As a frequent reader of my blog, you might have noticed that vcloudnine.de was unavailable from time to time. Reason for this was, that my server was running out of memory at night.

Jan  1 05:22:16 webserver kernel: : httpd invoked oom-killer: gfp_mask=0x200da, order=0, oom_adj=0, oom_score_adj=0

Running out of memory is bad for system uptime. Sometimes you have to sacrifice someone to help others.

It is the job of the linux ‘oom killer’ to sacrifice one or more processes in order to free up memory for the system when all else fails.

Source: OOM Killer - linux-mm.org

The OOM killer selects the process, that frees up the most memory, and that is the least important to the system. Unfortunately, in my case it is Apache or MySQL. On the other hand: Killing these processes have never brought back the system to life. But that is another story. Something has consumed so much memory at night, that the OOM killer had to start its deadly work.

Checking the logs

The OOM has started its work at ~5am, and it killed the httpd (Apache).

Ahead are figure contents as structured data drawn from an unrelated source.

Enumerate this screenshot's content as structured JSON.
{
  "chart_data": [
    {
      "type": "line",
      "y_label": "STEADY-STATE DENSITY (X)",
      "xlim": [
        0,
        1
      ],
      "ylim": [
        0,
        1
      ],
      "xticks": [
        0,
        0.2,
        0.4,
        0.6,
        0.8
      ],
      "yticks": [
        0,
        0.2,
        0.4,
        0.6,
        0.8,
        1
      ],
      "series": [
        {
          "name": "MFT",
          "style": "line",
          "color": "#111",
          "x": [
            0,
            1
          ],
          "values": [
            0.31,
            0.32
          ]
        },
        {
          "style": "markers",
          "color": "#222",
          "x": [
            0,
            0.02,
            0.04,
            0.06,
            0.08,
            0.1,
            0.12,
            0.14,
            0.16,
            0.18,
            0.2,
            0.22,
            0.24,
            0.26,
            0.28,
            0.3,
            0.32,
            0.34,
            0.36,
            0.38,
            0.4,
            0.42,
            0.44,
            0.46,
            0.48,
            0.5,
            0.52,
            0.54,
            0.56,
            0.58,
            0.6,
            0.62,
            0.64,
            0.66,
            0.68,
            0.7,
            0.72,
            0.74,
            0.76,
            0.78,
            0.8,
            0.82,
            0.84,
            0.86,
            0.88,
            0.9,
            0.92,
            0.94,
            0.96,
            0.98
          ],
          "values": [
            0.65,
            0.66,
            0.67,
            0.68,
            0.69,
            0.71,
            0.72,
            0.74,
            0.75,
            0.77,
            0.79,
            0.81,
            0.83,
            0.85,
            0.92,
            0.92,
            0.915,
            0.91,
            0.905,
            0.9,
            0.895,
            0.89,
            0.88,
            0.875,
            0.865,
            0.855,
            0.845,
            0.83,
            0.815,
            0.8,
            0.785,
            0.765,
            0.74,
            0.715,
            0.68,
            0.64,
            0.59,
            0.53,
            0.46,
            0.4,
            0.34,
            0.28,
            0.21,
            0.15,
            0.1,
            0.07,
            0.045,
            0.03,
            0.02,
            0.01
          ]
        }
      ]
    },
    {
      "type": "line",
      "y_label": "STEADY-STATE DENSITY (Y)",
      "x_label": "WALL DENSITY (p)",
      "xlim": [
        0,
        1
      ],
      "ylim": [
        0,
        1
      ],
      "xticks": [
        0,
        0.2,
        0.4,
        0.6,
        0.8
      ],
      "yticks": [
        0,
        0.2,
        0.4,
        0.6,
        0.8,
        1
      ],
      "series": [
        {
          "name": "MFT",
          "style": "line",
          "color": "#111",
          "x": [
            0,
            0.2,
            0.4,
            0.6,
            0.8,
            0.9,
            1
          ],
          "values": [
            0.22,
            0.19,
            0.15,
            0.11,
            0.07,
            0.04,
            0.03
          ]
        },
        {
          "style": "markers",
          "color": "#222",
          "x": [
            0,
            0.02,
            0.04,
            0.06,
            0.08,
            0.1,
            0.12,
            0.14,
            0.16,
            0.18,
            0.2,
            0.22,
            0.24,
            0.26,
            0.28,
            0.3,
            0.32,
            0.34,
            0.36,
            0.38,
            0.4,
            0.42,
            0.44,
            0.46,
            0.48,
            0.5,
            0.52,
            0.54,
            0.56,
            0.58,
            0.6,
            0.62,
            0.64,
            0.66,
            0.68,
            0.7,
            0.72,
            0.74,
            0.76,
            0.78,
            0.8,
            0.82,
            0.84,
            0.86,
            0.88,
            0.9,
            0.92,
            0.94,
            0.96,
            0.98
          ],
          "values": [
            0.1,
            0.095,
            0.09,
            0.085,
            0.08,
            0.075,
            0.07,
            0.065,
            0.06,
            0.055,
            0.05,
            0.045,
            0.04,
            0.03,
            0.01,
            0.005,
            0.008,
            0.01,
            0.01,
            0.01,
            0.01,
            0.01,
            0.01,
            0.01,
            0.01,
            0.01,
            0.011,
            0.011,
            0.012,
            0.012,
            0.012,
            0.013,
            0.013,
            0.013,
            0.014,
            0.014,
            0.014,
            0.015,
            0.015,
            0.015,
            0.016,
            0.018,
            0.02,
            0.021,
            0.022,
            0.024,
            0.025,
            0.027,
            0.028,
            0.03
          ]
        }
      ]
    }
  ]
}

Jan  1 05:22:16 webserver kernel: : httpd invoked oom-killer: gfp_mask=0x200da, order=0, oom_adj=0, oom_score_adj=0

While checking the Apache error_log, this log entry caught my attention.

[Sun Jan 01 03:51:04 2017] [notice] SIGHUP received.  Attempting to restart

The next stop was the Apache access_log. At the same time as in the error_log, the Apache logged a POST request wp-login.php in the access_log.

[01/Jan/2017:03:51:03 +0100] "POST /wp-login.php HTTP/1.1" 200 4168

And there were a lot more attempts… I did a short check of older log files. It was not the first OOM killer event, and the log entries were smoking gun. Especially the POST for wp-login.php.

[root@webserver httpd]# zgrep 'POST /wp-login.php HTTP/1.1' access_log | wc -l
876
[root@webserver httpd]# zgrep 'POST /wp-login.php HTTP/1.1' access_log-20161218.gz | wc -l
14577
[root@webserver httpd]# zgrep 'POST /wp-login.php HTTP/1.1' access_log-20161225.gz | wc -l
12368
[root@webserver httpd]# zgrep 'POST /wp-login.php HTTP/1.1' access_log-20170101.gz | wc -l
12054
[root@webserver httpd]# zgrep 'POST /wp-login.php HTTP/1.1' access_log-20170108.gz | wc -l
6814

The number below the command is the number of the POST requests logged in the access_log. The current access_log starts on Jan 08 2017. And since start, there are alreay 876 POST requests to wp-login.php. Looks like a brute force attack.

So there is nothing wrong with the sever setup, it simply breaks down during a brute force attack.